Resources for Business on the Sustainable Development Goals from the Global Compact

As we are now two years into the Sustainable Development Goals, there are a growing number of resources and tools to help businesses engage in working towards, as well as reporting on the Goals within their own operations. These are resources that can be used in a classroom setting to help teach the SDGs, as a tool for students or faculty working with business on the SDGs, or as tools to develop new partnerships with business around the SDGS. Here are 10 resources put together by the Global Compact focused on business and the SDGs.

  1. Business Reporting on the SDGs: An Analysis of the Goals and Targets This report is a first step towards a uniform mechanism for business to report on their contribution to and impact on the SDGs in an effective and standardized way. It contains a list of existing and established disclosures that businesses can use to report, and identifies relevant gaps, where disclosures are not available.
  2. The UN Global Compact-Accenture Strategy CEO Study 2016: Published every three years, this study is the largest analysis of CEO attitudes towards sustainability globally. It is based on interviews with over 50 CEOs of leading companies, and the 2016 study focuses on the path towards 2030 and the mandate for action that the UN Sustainable Development Goals layout.
  3. The SDG Compass: This tool guides companies on how they can align their strategies and manage their contribution to the realisation of the SDGs. The SDG Compass presents five steps that assist companies in maximizing their contribution to the SDGs: understanding the SDGs, defining priorities, goal setting, integrating sustainability, and reporting. It is available in 9 different languages.
  4. Project Breakthrough: Project Breakthrough aims to challenge and stretch prevailing business mindsets into new opportunity spaces. It puts a spotlight on the best thinking and examples in sustainable innovation that demonstrate a commitment towards an exponential scale of change and impact – across mainstream companies and next generation innovators and entrepreneurs.
  5. SDG Industry Matrix: These industry-specific reports highlight examples and ideas for corporate action in relation to the Sustainable Development Goals specifically related to those industries. Each matrix highlights bold pursuits and decisions made by diverse companies for each SDG. These are available for financial services, food and consumer goods, climate, health, industrial manufacturing, transportation and energy.
  6. Blueprint for Business Leadership on the SDGs: This report aims to inspire all businesses, regardless of their size or location, to take a leading role in the achievement of the SDGs.
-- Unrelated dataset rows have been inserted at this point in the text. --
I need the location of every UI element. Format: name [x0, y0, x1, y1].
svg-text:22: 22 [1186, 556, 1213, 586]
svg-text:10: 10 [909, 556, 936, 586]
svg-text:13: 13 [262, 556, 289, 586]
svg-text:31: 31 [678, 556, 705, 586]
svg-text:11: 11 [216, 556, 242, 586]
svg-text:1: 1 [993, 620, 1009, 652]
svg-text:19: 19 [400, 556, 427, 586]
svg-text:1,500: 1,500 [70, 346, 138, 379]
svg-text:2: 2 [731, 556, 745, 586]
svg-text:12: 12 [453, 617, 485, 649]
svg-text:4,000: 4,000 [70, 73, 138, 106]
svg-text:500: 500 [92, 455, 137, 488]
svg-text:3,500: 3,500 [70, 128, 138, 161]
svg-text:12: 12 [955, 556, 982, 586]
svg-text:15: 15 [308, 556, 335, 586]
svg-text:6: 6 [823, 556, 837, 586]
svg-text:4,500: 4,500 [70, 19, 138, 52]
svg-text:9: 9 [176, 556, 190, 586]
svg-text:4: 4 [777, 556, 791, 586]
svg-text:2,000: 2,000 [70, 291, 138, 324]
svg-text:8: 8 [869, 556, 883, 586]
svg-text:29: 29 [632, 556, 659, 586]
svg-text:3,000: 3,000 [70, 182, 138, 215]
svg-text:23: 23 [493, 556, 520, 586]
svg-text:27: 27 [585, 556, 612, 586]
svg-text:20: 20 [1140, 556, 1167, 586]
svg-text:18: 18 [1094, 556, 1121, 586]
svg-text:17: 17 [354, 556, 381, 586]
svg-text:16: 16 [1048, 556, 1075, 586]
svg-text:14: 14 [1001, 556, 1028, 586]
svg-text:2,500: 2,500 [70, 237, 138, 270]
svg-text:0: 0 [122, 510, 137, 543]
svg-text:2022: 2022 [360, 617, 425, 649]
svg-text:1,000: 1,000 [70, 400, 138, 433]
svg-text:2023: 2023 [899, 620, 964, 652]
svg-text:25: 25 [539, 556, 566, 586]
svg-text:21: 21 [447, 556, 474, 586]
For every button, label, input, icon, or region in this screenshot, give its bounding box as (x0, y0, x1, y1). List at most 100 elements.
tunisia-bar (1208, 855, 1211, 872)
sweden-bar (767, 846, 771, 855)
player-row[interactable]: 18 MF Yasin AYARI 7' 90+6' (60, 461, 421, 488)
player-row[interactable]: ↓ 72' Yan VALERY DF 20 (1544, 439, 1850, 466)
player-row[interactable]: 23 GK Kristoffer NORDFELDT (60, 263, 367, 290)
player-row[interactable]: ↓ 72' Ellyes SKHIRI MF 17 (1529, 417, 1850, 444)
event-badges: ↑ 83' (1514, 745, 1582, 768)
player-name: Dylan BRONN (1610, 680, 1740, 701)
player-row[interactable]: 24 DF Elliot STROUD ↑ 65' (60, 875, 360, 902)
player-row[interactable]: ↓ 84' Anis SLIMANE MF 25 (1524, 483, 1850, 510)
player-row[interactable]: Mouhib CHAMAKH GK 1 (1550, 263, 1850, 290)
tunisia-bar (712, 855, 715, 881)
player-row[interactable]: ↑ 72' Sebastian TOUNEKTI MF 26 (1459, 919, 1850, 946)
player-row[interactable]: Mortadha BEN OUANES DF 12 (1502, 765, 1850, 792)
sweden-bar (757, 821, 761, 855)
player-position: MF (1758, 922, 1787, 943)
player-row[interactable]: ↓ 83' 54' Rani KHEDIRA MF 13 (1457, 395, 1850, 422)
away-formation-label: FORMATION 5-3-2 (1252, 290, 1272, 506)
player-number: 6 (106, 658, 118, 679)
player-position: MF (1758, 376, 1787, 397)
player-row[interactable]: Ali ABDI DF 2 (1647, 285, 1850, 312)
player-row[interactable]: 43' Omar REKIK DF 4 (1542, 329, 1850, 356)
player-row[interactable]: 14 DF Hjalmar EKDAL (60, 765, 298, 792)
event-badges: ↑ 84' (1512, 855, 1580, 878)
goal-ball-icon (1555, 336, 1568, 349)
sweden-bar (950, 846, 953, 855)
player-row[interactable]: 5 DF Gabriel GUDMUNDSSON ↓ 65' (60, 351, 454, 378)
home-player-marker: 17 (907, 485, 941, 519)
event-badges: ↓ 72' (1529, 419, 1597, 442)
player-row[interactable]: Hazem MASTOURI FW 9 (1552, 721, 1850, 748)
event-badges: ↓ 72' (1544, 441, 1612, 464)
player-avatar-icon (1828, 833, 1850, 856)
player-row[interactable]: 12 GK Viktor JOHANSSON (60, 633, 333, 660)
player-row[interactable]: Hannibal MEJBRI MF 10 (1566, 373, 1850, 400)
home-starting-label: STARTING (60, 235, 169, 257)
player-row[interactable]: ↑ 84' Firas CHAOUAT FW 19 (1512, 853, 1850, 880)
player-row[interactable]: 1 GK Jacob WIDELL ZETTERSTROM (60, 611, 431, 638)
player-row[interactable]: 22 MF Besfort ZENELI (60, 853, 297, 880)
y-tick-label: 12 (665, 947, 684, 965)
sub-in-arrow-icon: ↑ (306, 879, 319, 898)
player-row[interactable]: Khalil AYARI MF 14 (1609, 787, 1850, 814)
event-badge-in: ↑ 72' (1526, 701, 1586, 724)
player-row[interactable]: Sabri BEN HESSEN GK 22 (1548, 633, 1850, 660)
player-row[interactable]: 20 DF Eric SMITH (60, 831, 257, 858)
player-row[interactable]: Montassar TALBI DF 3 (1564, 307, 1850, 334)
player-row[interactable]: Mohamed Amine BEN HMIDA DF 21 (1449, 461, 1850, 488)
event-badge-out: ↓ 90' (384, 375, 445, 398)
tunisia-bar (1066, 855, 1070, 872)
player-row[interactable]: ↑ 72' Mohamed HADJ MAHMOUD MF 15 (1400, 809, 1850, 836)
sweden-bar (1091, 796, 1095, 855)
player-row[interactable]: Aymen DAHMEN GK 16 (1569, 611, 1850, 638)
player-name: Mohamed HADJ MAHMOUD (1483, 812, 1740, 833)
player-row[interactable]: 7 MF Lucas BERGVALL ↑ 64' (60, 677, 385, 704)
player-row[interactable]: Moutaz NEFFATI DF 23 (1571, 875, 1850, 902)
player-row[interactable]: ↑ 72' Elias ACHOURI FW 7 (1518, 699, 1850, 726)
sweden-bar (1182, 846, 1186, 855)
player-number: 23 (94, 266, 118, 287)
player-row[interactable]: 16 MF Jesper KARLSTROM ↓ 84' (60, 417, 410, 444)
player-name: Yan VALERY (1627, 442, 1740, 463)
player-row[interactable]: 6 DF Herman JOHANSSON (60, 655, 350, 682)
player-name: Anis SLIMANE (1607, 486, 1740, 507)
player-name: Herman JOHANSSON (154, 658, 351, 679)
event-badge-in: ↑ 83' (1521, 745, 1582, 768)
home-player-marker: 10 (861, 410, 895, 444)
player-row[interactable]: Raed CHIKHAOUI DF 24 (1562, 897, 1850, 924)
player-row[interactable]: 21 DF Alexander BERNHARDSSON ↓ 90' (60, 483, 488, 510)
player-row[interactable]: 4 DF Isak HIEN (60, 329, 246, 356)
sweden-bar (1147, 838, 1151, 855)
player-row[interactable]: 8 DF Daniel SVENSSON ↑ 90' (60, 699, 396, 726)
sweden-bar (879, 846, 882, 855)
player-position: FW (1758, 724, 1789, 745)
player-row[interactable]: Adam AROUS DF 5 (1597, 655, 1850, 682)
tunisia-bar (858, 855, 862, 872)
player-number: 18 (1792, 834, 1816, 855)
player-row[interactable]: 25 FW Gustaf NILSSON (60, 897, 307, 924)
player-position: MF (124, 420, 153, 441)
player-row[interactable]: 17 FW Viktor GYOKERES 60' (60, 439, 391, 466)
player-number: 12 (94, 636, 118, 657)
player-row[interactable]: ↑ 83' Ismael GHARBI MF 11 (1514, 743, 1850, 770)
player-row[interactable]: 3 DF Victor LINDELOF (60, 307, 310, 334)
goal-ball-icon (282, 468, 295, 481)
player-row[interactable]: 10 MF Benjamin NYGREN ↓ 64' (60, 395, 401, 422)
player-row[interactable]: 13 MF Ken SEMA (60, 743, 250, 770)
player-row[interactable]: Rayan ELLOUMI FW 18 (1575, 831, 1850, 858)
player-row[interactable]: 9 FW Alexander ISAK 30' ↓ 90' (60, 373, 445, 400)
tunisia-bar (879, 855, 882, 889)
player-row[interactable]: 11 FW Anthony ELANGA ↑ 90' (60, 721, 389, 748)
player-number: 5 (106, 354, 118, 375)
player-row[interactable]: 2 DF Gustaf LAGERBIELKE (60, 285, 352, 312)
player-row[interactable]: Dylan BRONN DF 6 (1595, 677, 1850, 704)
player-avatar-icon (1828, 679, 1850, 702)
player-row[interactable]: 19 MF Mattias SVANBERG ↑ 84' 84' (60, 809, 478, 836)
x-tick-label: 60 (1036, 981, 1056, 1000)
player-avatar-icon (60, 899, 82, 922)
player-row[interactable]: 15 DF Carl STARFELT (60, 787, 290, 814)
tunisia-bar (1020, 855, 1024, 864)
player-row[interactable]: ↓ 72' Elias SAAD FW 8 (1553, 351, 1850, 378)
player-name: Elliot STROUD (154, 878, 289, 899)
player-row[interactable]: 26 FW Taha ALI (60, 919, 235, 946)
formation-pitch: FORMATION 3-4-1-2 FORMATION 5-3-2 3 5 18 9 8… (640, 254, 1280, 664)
It illustrates how the five leadership qualities of Ambition, Collaboration, Accountability, Consistency and Intentional can be applied to a business’ strategy, business model, products, supply chain, partnerships and operations to raise the bar and create impact at scale.
  7. Making Global Goals Local Business: This report provides an overview of how the different Local Networks of the Global Compact are taking action to implement the Sustainable Development Goals. The report includes projects planned or in progress, and discusses how they are building national awareness of the Goals, aligning business models to the SDGs, collaborating across stakeholders, and getting business involved in policy discussions to push the Goals forward locally.
  8. The SDG Investment Case: Discussions taking place since the launch of the SDGs tend to focus on how investors can contribute to the SDGs. But how do you convince investors that they should be investing in the SDGs in the first place? This report looks at why the SDGs are relevant to institutional investors and why there is an expectation that investors will contribute, and how.
  9. Partnership Passport: This resource calls on companies everywhere (and why not business schools as well) to take action on the Sustainable Development Goals in partnership with the UN, Governments and civil society. The guide helps organisations to find new partnerships and enhance existing ones with 10 inspiring examples of UN-Business collaboration, tips to form your own partnerships, and directions for finding UN partners to work with.
  10. How Your Company Can Advance Each of the SDGs:
    This page on the Global Compact website provides an overview of the 17 Goals with links to the different resources that the Global Compact offers to business focused on each of those Goals. Many of these resources are relevant to more than one SDGS given the cross cutting nature of all of these challenges, making this resource a useful guide to get your impact started.